The 55-pound spacecraft successfully oriented itself to permit communications with flight controllers on Earth and began sending telemetry back through NASA’s Deep Space Network antennas in Madrid, Spain.

Spacecraft commissioning proceeded normally for the first 11 hours. But during a second communications pass “an anomaly was experienced related to the communications subsystem,” Advanced Space said on its website.

“The operations team is actively working the issue with the Deep Space Network and determining the best next steps.”

In the meantime, a planned trajectory correction maneuver to fine-tune CAPSTONE”s path toward the moon was delayed, leaving the craft in its initial “ballistic lunar transfer,” or BLT, trajectory. At the time of the Advanced Space update Tuesday, CAPSTONE was about 174,000 miles from Earth.

“One of the benefits of the BLT, the designed trajectory, is its robustness to delays such as this,” the company said in its web update.
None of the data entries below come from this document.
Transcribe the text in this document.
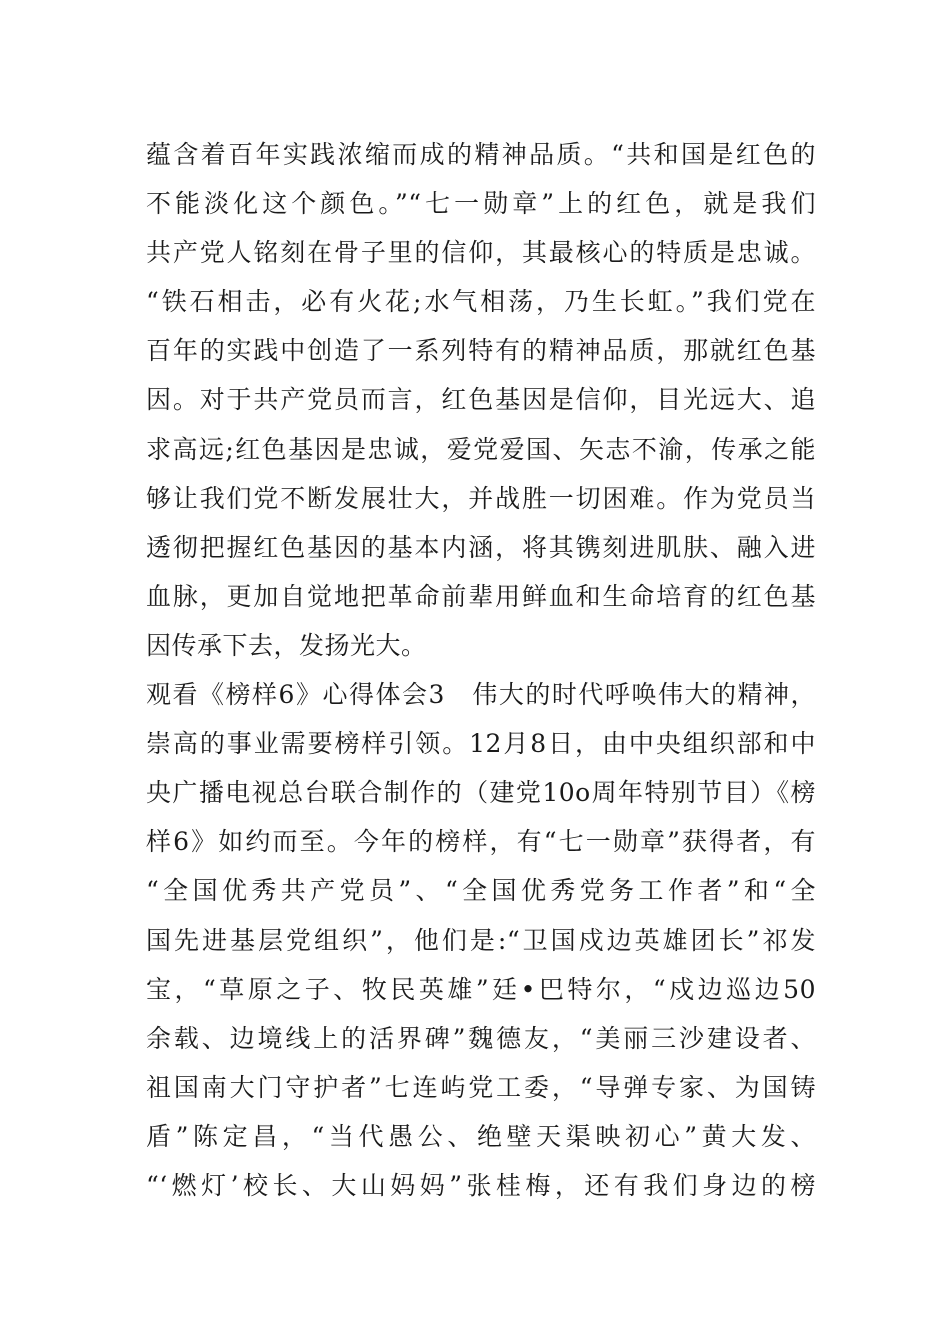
蕴含着百年实践浓缩而成的精神品质。“共和国是红色的
不能淡化这个颜色。”“七一勋章”上的红色，就是我们
共产党人铭刻在骨子里的信仰，其最核心的特质是忠诚。
“铁石相击，必有火花;水气相荡，乃生长虹。”我们党在
百年的实践中创造了一系列特有的精神品质，那就红色基
因。对于共产党员而言，红色基因是信仰，目光远大、追
求高远;红色基因是忠诚，爱党爱国、矢志不渝，传承之能
够让我们党不断发展壮大，并战胜一切困难。作为党员当
透彻把握红色基因的基本内涵，将其镌刻进肌肤、融入进
血脉，更加自觉地把革命前辈用鲜血和生命培育的红色基
因传承下去，发扬光大。
观看《榜样6》心得体会3　伟大的时代呼唤伟大的精神，
崇高的事业需要榜样引领。12月8日，由中央组织部和中
央广播电视总台联合制作的（建党10o周年特别节目）《榜
样6》如约而至。今年的榜样，有“七一勋章”获得者，有
“全国优秀共产党员”、“全国优秀党务工作者”和“全
国先进基层党组织”，他们是:“卫国戍边英雄团长”祁发
宝，“草原之子、牧民英雄”廷•巴特尔，“戍边巡边50
余载、边境线上的活界碑”魏德友，“美丽三沙建设者、
祖国南大门守护者”七连屿党工委，“导弹专家、为国铸
盾”陈定昌，“当代愚公、绝壁天渠映初心”黄大发、
“‘燃灯’校长、大山妈妈”张桂梅，还有我们身边的榜
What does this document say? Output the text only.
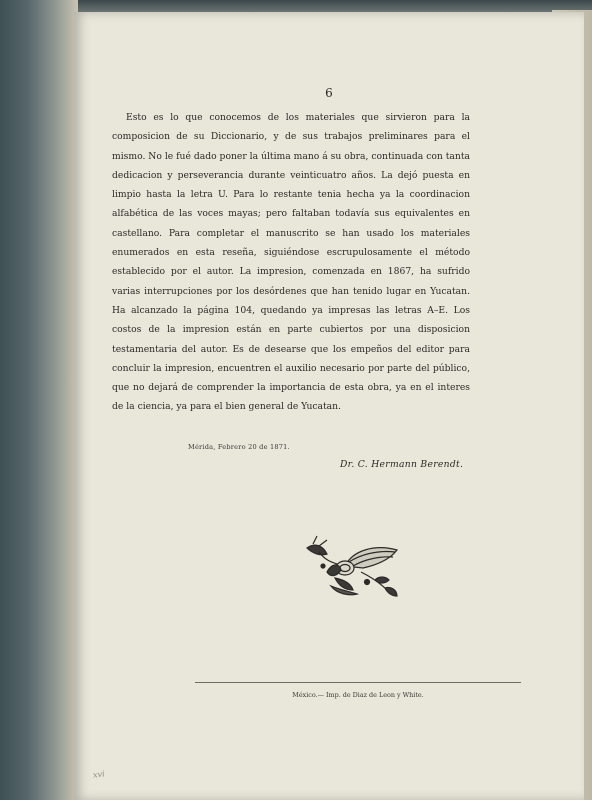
6

Esto es lo que conocemos de los materiales que sirvieron para la composicion de su Diccionario, y de sus trabajos preliminares para el mismo. No le fué dado poner la última mano á su obra, continuada con tanta dedicacion y perseverancia durante veinticuatro años. La dejó puesta en limpio hasta la letra U. Para lo restante tenia hecha ya la coordinacion alfabética de las voces mayas; pero faltaban todavía sus equivalentes en castellano. Para completar el manuscrito se han usado los materiales enumerados en esta reseña, siguiéndose escrupulosamente el método establecido por el autor. La impresion, comenzada en 1867, ha sufrido varias interrupciones por los desórdenes que han tenido lugar en Yucatan. Ha alcanzado la página 104, quedando ya impresas las letras A–E. Los costos de la impresion están en parte cubiertos por una disposicion testamentaria del autor. Es de desearse que los empeños del editor para concluir la impresion, encuentren el auxilio necesario por parte del público, que no dejará de comprender la importancia de esta obra, ya en el interes de la ciencia, ya para el bien general de Yucatan.

Mérida, Febrero 20 de 1871.
Dr. C. Hermann Berendt.
México.— Imp. de Diaz de Leon y White.
xvi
The (trajectory) and system margins provide time to resolve and understand this anomaly before proceeding with the first trajectory correction maneuver.”

CAPSTONE was launched to serve as a pathfinder for NASA’s planned Gateway lunar space station, testing an unusual lunar orbit that’s critical to the agency’s Artemis moon program.

The microwave-size CAPSTONE also is designed to measure the deep space radiation environment and test techniques that one day might determine a moon-orbiting spacecraft’s exact location without relying on Earth-based tracking.

The ballistic lunar transfer trajectory will carry it more than 800,000 miles from Earth — more than three times the 240,000-mile distance between Earth and moon — before it reaches a point in mid-November when it can slip into the planned “near rectilinear halo orbit,” or NRHO, around the moon’s poles.

But communications are essential and contact must be restored for the spacecraft to carry out its mission.

“If anything goes wrong (with the CAPSTONE mission), we have full plans that we can move forward with Gateway and really all of the Artemis missions that will use NRHO,” Nujoud Merancy, chief of the Exploration Mission Planning Office at the Johnson Space Center, said before launch.

“This data would be really valuable … but it’s not necessary or required to proceed,” she added. That said, it’s “always good to get more data and improve our modeling, but we have full confidence in the data that will be happening either way.”

The CAPSTONE mission cost roughly $30 million, NASA said: $20 million for the spacecraft, its development and operations, and another $10 million for the Electron launcher.